HONOLULU — Honolulu has become the latest Hawaii county to adopt its own hotel tax after Mayor Rick Blangiardi signed legislation adding a 3% surcharge to the state’s levy on short-term rentals.
Officials estimate the new tax could generate about $86 million a year for Oahu, the Honolulu Star-Advertiser reported.
The surcharge will be imposed on top of the state’s 10.25% tax on gross rental proceeds from hotels, vacation rentals, timeshares and other transient accommodations.
Honolulu plans to allocate 58% of the tax’s revenue to the general fund, about 33% to rail and about 8% to a special fund for natural resources.
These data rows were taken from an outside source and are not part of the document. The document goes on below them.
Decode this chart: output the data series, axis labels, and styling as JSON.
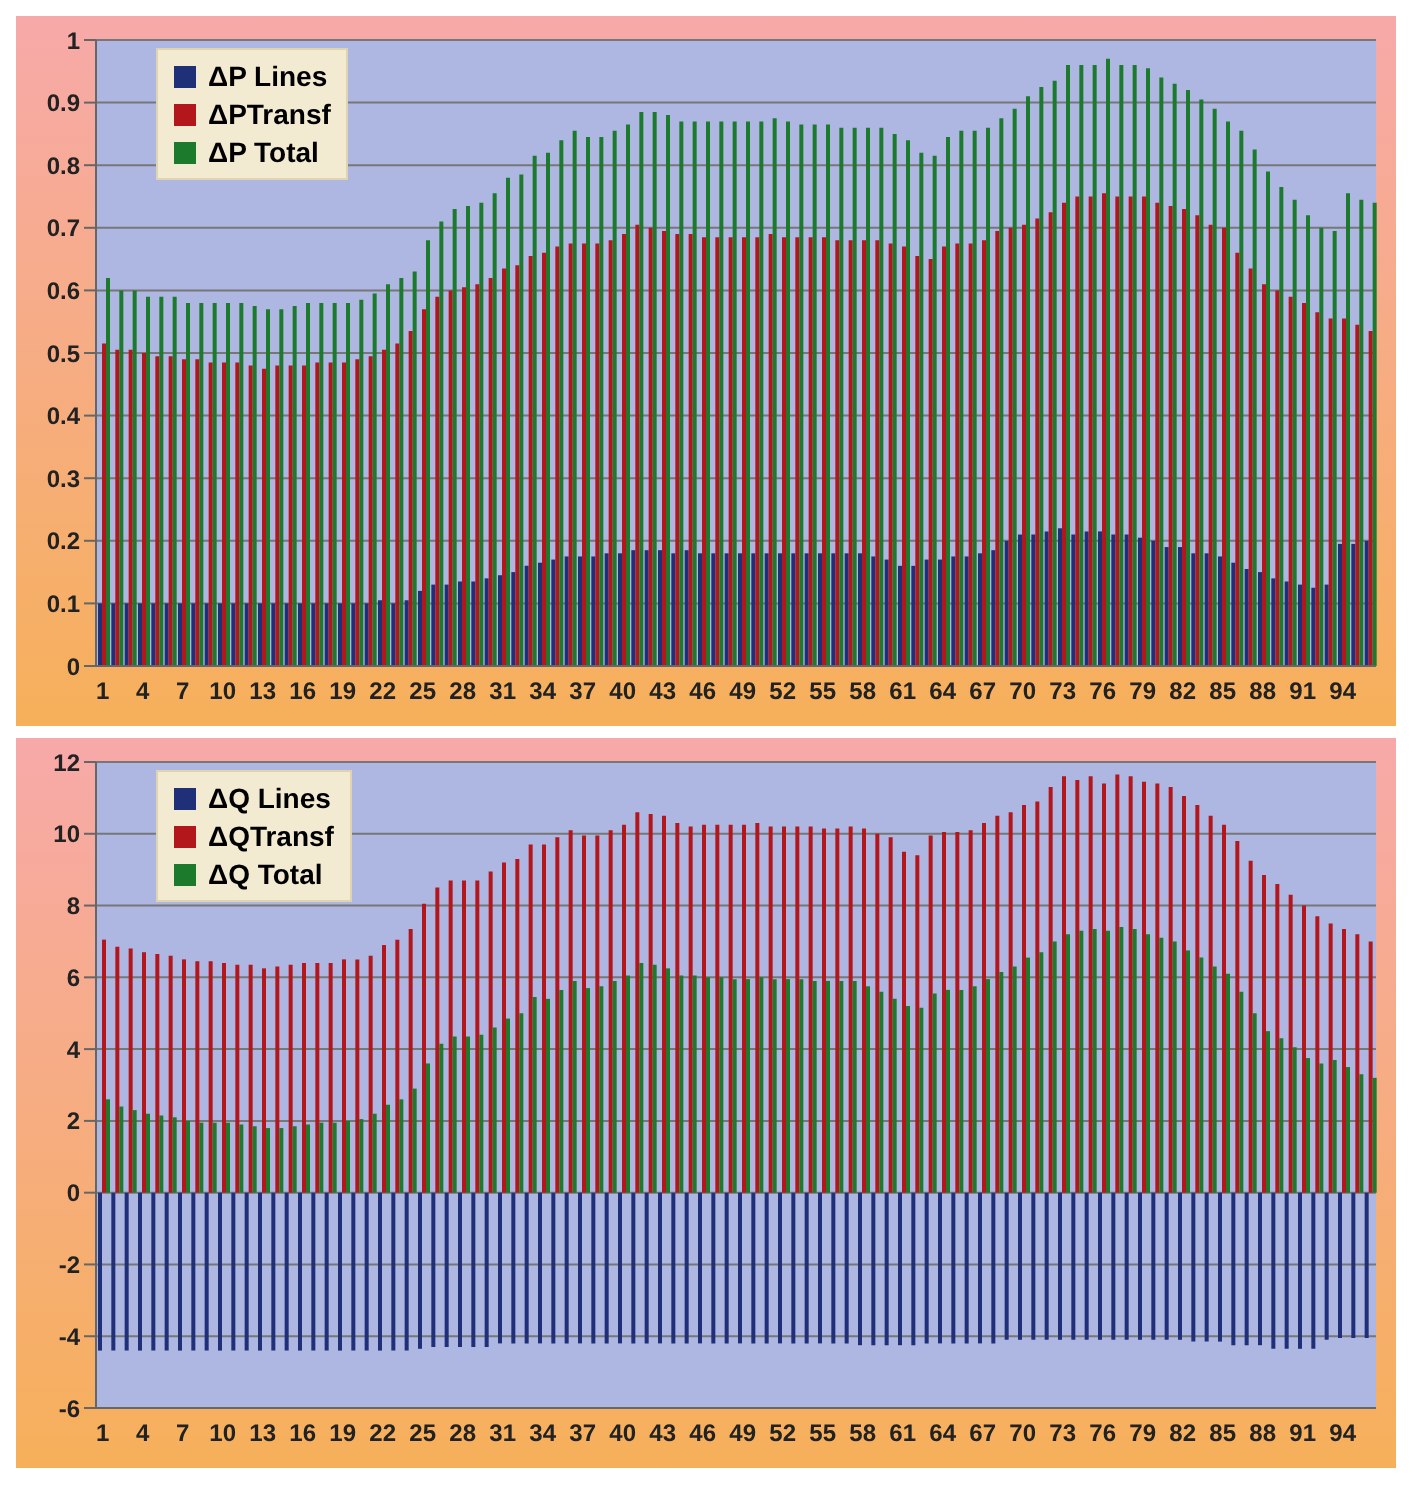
{
  "chart_data": [
    {
      "type": "bar",
      "categories": [
        "1",
        null,
        null,
        "4",
        null,
        null,
        "7",
        null,
        null,
        "10",
        null,
        null,
        "13",
        null,
        null,
        "16",
        null,
        null,
        "19",
        null,
        null,
        "22",
        null,
        null,
        "25",
        null,
        null,
        "28",
        null,
        null,
        "31",
        null,
        null,
        "34",
        null,
        null,
        "37",
        null,
        null,
        "40",
        null,
        null,
        "43",
        null,
        null,
        "46",
        null,
        null,
        "49",
        null,
        null,
        "52",
        null,
        null,
        "55",
        null,
        null,
        "58",
        null,
        null,
        "61",
        null,
        null,
        "64",
        null,
        null,
        "67",
        null,
        null,
        "70",
        null,
        null,
        "73",
        null,
        null,
        "76",
        null,
        null,
        "79",
        null,
        null,
        "82",
        null,
        null,
        "85",
        null,
        null,
        "88",
        null,
        null,
        "91",
        null,
        null,
        "94",
        null,
        null
      ],
      "series": [
        {
          "name": "ΔP Lines",
          "color": "#1f2f78",
          "values": [
            0.1,
            0.1,
            0.1,
            0.1,
            0.1,
            0.1,
            0.1,
            0.1,
            0.1,
            0.1,
            0.1,
            0.1,
            0.1,
            0.1,
            0.1,
            0.1,
            0.1,
            0.1,
            0.1,
            0.1,
            0.1,
            0.105,
            0.1,
            0.105,
            0.12,
            0.13,
            0.13,
            0.135,
            0.135,
            0.14,
            0.145,
            0.15,
            0.16,
            0.165,
            0.17,
            0.175,
            0.175,
            0.175,
            0.18,
            0.18,
            0.185,
            0.185,
            0.185,
            0.18,
            0.185,
            0.18,
            0.18,
            0.18,
            0.18,
            0.18,
            0.18,
            0.18,
            0.18,
            0.18,
            0.18,
            0.18,
            0.18,
            0.18,
            0.175,
            0.17,
            0.16,
            0.16,
            0.17,
            0.17,
            0.175,
            0.175,
            0.18,
            0.185,
            0.2,
            0.21,
            0.21,
            0.215,
            0.22,
            0.21,
            0.215,
            0.215,
            0.21,
            0.21,
            0.205,
            0.2,
            0.19,
            0.19,
            0.18,
            0.18,
            0.175,
            0.165,
            0.155,
            0.15,
            0.14,
            0.135,
            0.13,
            0.125,
            0.13,
            0.195,
            0.195,
            0.2
          ]
        },
        {
          "name": "ΔPTransf",
          "color": "#b3161b",
          "values": [
            0.515,
            0.505,
            0.505,
            0.5,
            0.495,
            0.495,
            0.49,
            0.49,
            0.485,
            0.485,
            0.485,
            0.48,
            0.475,
            0.48,
            0.48,
            0.48,
            0.485,
            0.485,
            0.485,
            0.49,
            0.495,
            0.505,
            0.515,
            0.535,
            0.57,
            0.59,
            0.6,
            0.605,
            0.61,
            0.62,
            0.635,
            0.64,
            0.655,
            0.66,
            0.67,
            0.675,
            0.675,
            0.675,
            0.68,
            0.69,
            0.705,
            0.7,
            0.695,
            0.69,
            0.69,
            0.685,
            0.685,
            0.685,
            0.685,
            0.685,
            0.69,
            0.685,
            0.685,
            0.685,
            0.685,
            0.68,
            0.68,
            0.68,
            0.68,
            0.675,
            0.67,
            0.655,
            0.65,
            0.67,
            0.675,
            0.675,
            0.68,
            0.695,
            0.7,
            0.705,
            0.715,
            0.725,
            0.74,
            0.75,
            0.75,
            0.755,
            0.75,
            0.75,
            0.75,
            0.74,
            0.735,
            0.73,
            0.72,
            0.705,
            0.7,
            0.66,
            0.635,
            0.61,
            0.6,
            0.59,
            0.58,
            0.565,
            0.555,
            0.555,
            0.545,
            0.535
          ]
        },
        {
          "name": "ΔP Total",
          "color": "#1c7a2c",
          "values": [
            0.62,
            0.6,
            0.6,
            0.59,
            0.59,
            0.59,
            0.58,
            0.58,
            0.58,
            0.58,
            0.58,
            0.575,
            0.57,
            0.57,
            0.575,
            0.58,
            0.58,
            0.58,
            0.58,
            0.585,
            0.595,
            0.61,
            0.62,
            0.63,
            0.68,
            0.71,
            0.73,
            0.735,
            0.74,
            0.755,
            0.78,
            0.785,
            0.815,
            0.82,
            0.84,
            0.855,
            0.845,
            0.845,
            0.855,
            0.865,
            0.885,
            0.885,
            0.88,
            0.87,
            0.87,
            0.87,
            0.87,
            0.87,
            0.87,
            0.87,
            0.875,
            0.87,
            0.865,
            0.865,
            0.865,
            0.86,
            0.86,
            0.86,
            0.86,
            0.85,
            0.84,
            0.82,
            0.815,
            0.845,
            0.855,
            0.855,
            0.86,
            0.875,
            0.89,
            0.91,
            0.925,
            0.935,
            0.96,
            0.96,
            0.96,
            0.97,
            0.96,
            0.96,
            0.955,
            0.94,
            0.93,
            0.92,
            0.905,
            0.89,
            0.87,
            0.855,
            0.825,
            0.79,
            0.765,
            0.745,
            0.72,
            0.7,
            0.695,
            0.755,
            0.745,
            0.74
          ]
        }
      ],
      "ylim": [
        0,
        1
      ],
      "yticks": [
        0,
        0.1,
        0.2,
        0.3,
        0.4,
        0.5,
        0.6,
        0.7,
        0.8,
        0.9,
        1
      ],
      "grid": "y",
      "legend": "top left"
    },
    {
      "type": "bar",
      "categories": [
        "1",
        null,
        null,
        "4",
        null,
        null,
        "7",
        null,
        null,
        "10",
        null,
        null,
        "13",
        null,
        null,
        "16",
        null,
        null,
        "19",
        null,
        null,
        "22",
        null,
        null,
        "25",
        null,
        null,
        "28",
        null,
        null,
        "31",
        null,
        null,
        "34",
        null,
        null,
        "37",
        null,
        null,
        "40",
        null,
        null,
        "43",
        null,
        null,
        "46",
        null,
        null,
        "49",
        null,
        null,
        "52",
        null,
        null,
        "55",
        null,
        null,
        "58",
        null,
        null,
        "61",
        null,
        null,
        "64",
        null,
        null,
        "67",
        null,
        null,
        "70",
        null,
        null,
        "73",
        null,
        null,
        "76",
        null,
        null,
        "79",
        null,
        null,
        "82",
        null,
        null,
        "85",
        null,
        null,
        "88",
        null,
        null,
        "91",
        null,
        null,
        "94",
        null,
        null
      ],
      "series": [
        {
          "name": "ΔQ Lines",
          "color": "#1f2f78",
          "values": [
            -4.4,
            -4.4,
            -4.4,
            -4.4,
            -4.4,
            -4.4,
            -4.4,
            -4.4,
            -4.4,
            -4.4,
            -4.4,
            -4.4,
            -4.4,
            -4.4,
            -4.4,
            -4.4,
            -4.4,
            -4.4,
            -4.4,
            -4.4,
            -4.4,
            -4.4,
            -4.4,
            -4.4,
            -4.35,
            -4.3,
            -4.3,
            -4.3,
            -4.3,
            -4.3,
            -4.2,
            -4.2,
            -4.2,
            -4.2,
            -4.2,
            -4.2,
            -4.2,
            -4.2,
            -4.2,
            -4.2,
            -4.2,
            -4.2,
            -4.2,
            -4.2,
            -4.2,
            -4.2,
            -4.2,
            -4.2,
            -4.2,
            -4.2,
            -4.2,
            -4.2,
            -4.2,
            -4.2,
            -4.2,
            -4.2,
            -4.2,
            -4.25,
            -4.25,
            -4.25,
            -4.25,
            -4.25,
            -4.2,
            -4.2,
            -4.2,
            -4.2,
            -4.2,
            -4.2,
            -4.1,
            -4.1,
            -4.1,
            -4.1,
            -4.1,
            -4.1,
            -4.1,
            -4.1,
            -4.1,
            -4.1,
            -4.1,
            -4.1,
            -4.1,
            -4.1,
            -4.15,
            -4.15,
            -4.15,
            -4.25,
            -4.25,
            -4.25,
            -4.35,
            -4.35,
            -4.35,
            -4.35,
            -4.1,
            -4.05,
            -4.05,
            -4.05
          ]
        },
        {
          "name": "ΔQTransf",
          "color": "#b3161b",
          "values": [
            7.05,
            6.85,
            6.8,
            6.7,
            6.65,
            6.6,
            6.5,
            6.45,
            6.45,
            6.4,
            6.35,
            6.35,
            6.25,
            6.3,
            6.35,
            6.4,
            6.4,
            6.4,
            6.5,
            6.5,
            6.6,
            6.9,
            7.05,
            7.35,
            8.05,
            8.5,
            8.7,
            8.7,
            8.7,
            8.95,
            9.2,
            9.3,
            9.7,
            9.7,
            9.9,
            10.1,
            9.95,
            9.95,
            10.1,
            10.25,
            10.6,
            10.55,
            10.5,
            10.3,
            10.2,
            10.25,
            10.25,
            10.25,
            10.25,
            10.3,
            10.2,
            10.2,
            10.2,
            10.2,
            10.15,
            10.15,
            10.2,
            10.15,
            10,
            9.9,
            9.5,
            9.4,
            9.95,
            10.05,
            10.05,
            10.1,
            10.3,
            10.5,
            10.6,
            10.8,
            10.9,
            11.3,
            11.6,
            11.5,
            11.6,
            11.4,
            11.65,
            11.6,
            11.45,
            11.4,
            11.3,
            11.05,
            10.8,
            10.5,
            10.25,
            9.8,
            9.25,
            8.85,
            8.6,
            8.3,
            8,
            7.7,
            7.5,
            7.35,
            7.2,
            7
          ]
        },
        {
          "name": "ΔQ Total",
          "color": "#1c7a2c",
          "values": [
            2.6,
            2.4,
            2.3,
            2.2,
            2.15,
            2.1,
            2,
            1.95,
            1.95,
            1.95,
            1.9,
            1.85,
            1.8,
            1.8,
            1.85,
            1.9,
            1.95,
            1.95,
            2,
            2.05,
            2.2,
            2.45,
            2.6,
            2.9,
            3.6,
            4.15,
            4.35,
            4.35,
            4.4,
            4.6,
            4.85,
            5,
            5.45,
            5.4,
            5.65,
            5.9,
            5.7,
            5.75,
            5.9,
            6.05,
            6.4,
            6.35,
            6.25,
            6.05,
            6.05,
            6,
            6,
            5.95,
            5.95,
            6,
            5.95,
            5.95,
            5.95,
            5.9,
            5.9,
            5.9,
            5.9,
            5.75,
            5.6,
            5.4,
            5.2,
            5.15,
            5.55,
            5.65,
            5.65,
            5.75,
            5.95,
            6.15,
            6.3,
            6.55,
            6.7,
            7,
            7.2,
            7.3,
            7.35,
            7.3,
            7.4,
            7.35,
            7.2,
            7.1,
            7,
            6.75,
            6.55,
            6.3,
            6.1,
            5.6,
            5,
            4.5,
            4.3,
            4.05,
            3.75,
            3.6,
            3.7,
            3.5,
            3.3,
            3.2
          ]
        }
      ],
      "ylim": [
        -6,
        12
      ],
      "yticks": [
        -6,
        -4,
        -2,
        0,
        2,
        4,
        6,
        8,
        10,
        12
      ],
      "grid": "y",
      "legend": "top left"
    }
  ]
}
Kauai, Maui and Hawaii counties have already adopted the surcharge.
The counties acted after the state Legislature this year stopped a sharing portion of the state tax with them. The counties used to collectively receive about $130 million of the state’s transient accommodations tax revenue annually. Honolulu County received 44%, or about $45 million, of the total.
The measure passed by lawmakers allows counties to recoup funds by implementing their own tax.
The Honolulu City Council passed the bill in a 6-3 vote earlier this month. Council members Heidi Tsuneyoshi, Augie Tulba and Carol Fukunaga voted against it because it allocated funds to the city’s rail project.